Valeria AMORETTI1 / Francesco CARRERA2
(1SUN Second University of Naples / 2University of Pisa, Italy)

Keywords: Burial archeology, taphonomy, 3D scanner, volumetric analysis, forensic procedure

Abstract:
In 2007, during an excavation directed by Professor Fabio Redi (L’Aquila University, Chair of Medieval Archaeology) in a medieval cemetery near to the chapel of San Cerbone in Baratti (Tuscany, Italy), there was an unusual discovery.  The skeleton of an old-aged woman was unearthed: the particularity of this burial was the fact that the corpse was surrounded  by nine nails, and other five nails were intentionally plunged inside the mouth.  The evidence of the “nailing” of the body was given not just by the ones in the mouth, but also by the recovery of three quadrangular holes in some bones (first right rib, left femur, left anklebone): probably the result of the pinning down.  The nails inside the mouth were found in situ: otherwise the ones pertinent  to the body were found near the skeleton, but not in contact with it.

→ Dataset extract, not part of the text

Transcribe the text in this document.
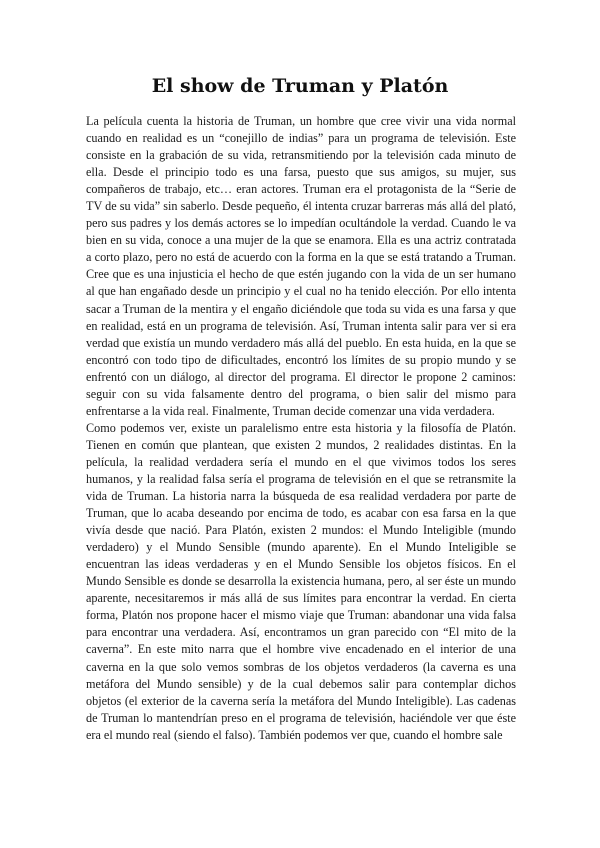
El show de Truman y Platón

La película cuenta la historia de Truman, un hombre que cree vivir una vida normal cuando en realidad es un “conejillo de indias” para un programa de televisión. Este consiste en la grabación de su vida, retransmitiendo por la televisión cada minuto de ella. Desde el principio todo es una farsa, puesto que sus amigos, su mujer, sus compañeros de trabajo, etc… eran actores. Truman era el protagonista de la “Serie de TV de su vida” sin saberlo. Desde pequeño, él intenta cruzar barreras más allá del plató, pero sus padres y los demás actores se lo impedían ocultándole la verdad. Cuando le va bien en su vida, conoce a una mujer de la que se enamora. Ella es una actriz contratada a corto plazo, pero no está de acuerdo con la forma en la que se está tratando a Truman. Cree que es una injusticia el hecho de que estén jugando con la vida de un ser humano al que han engañado desde un principio y el cual no ha tenido elección. Por ello intenta sacar a Truman de la mentira y el engaño diciéndole que toda su vida es una farsa y que en realidad, está en un programa de televisión. Así, Truman intenta salir para ver si era verdad que existía un mundo verdadero más allá del pueblo. En esta huida, en la que se encontró con todo tipo de dificultades, encontró los límites de su propio mundo y se enfrentó con un diálogo, al director del programa. El director le propone 2 caminos: seguir con su vida falsamente dentro del programa, o bien salir del mismo para enfrentarse a la vida real. Finalmente, Truman decide comenzar una vida verdadera.

Como podemos ver, existe un paralelismo entre esta historia y la filosofía de Platón. Tienen en común que plantean, que existen 2 mundos, 2 realidades distintas. En la película, la realidad verdadera sería el mundo en el que vivimos todos los seres humanos, y la realidad falsa sería el programa de televisión en el que se retransmite la vida de Truman. La historia narra la búsqueda de esa realidad verdadera por parte de Truman, que lo acaba deseando por encima de todo, es acabar con esa farsa en la que vivía desde que nació. Para Platón, existen 2 mundos: el Mundo Inteligible (mundo verdadero) y el Mundo Sensible (mundo aparente). En el Mundo Inteligible se encuentran las ideas verdaderas y en el Mundo Sensible los objetos físicos. En el Mundo Sensible es donde se desarrolla la existencia humana, pero, al ser éste un mundo aparente, necesitaremos ir más allá de sus límites para encontrar la verdad. En cierta forma, Platón nos propone hacer el mismo viaje que Truman: abandonar una vida falsa para encontrar una verdadera. Así, encontramos un gran parecido con “El mito de la caverna”. En este mito narra que el hombre vive encadenado en el interior de una caverna en la que solo vemos sombras de los objetos verdaderos (la caverna es una metáfora del Mundo sensible) y de la cual debemos salir para contemplar dichos objetos (el exterior de la caverna sería la metáfora del Mundo Inteligible). Las cadenas de Truman lo mantendrían preso en el programa de televisión, haciéndole ver que éste era el mundo real (siendo el falso). También podemos ver que, cuando el hombre sale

This contribution wants to examine taphonomy in a new perspective through this specific case: restored nails and the little holes in bones in those days are examined by 3D scanner and X-ray (bones only) and they will be compared in order to match the results, as in a forensic procedure, to prove and not just to suppose the nailing.  The position of the body is actually submitted to diagnostic and volumetric analysis, based on the 3D reconstruction of volumes of the body from the skeleton measures as contour lines. The 3D reconstruction will be able to confirm or not the post-mortem nailing of the corpse, and also to understand the taphonomic processes on the basis of a scientific reconstruction. Researches are still in progress, and will be completed in the summer 2014, creating a sort of preliminary protocol to analyze and predict taphonomy related to burial archaeology.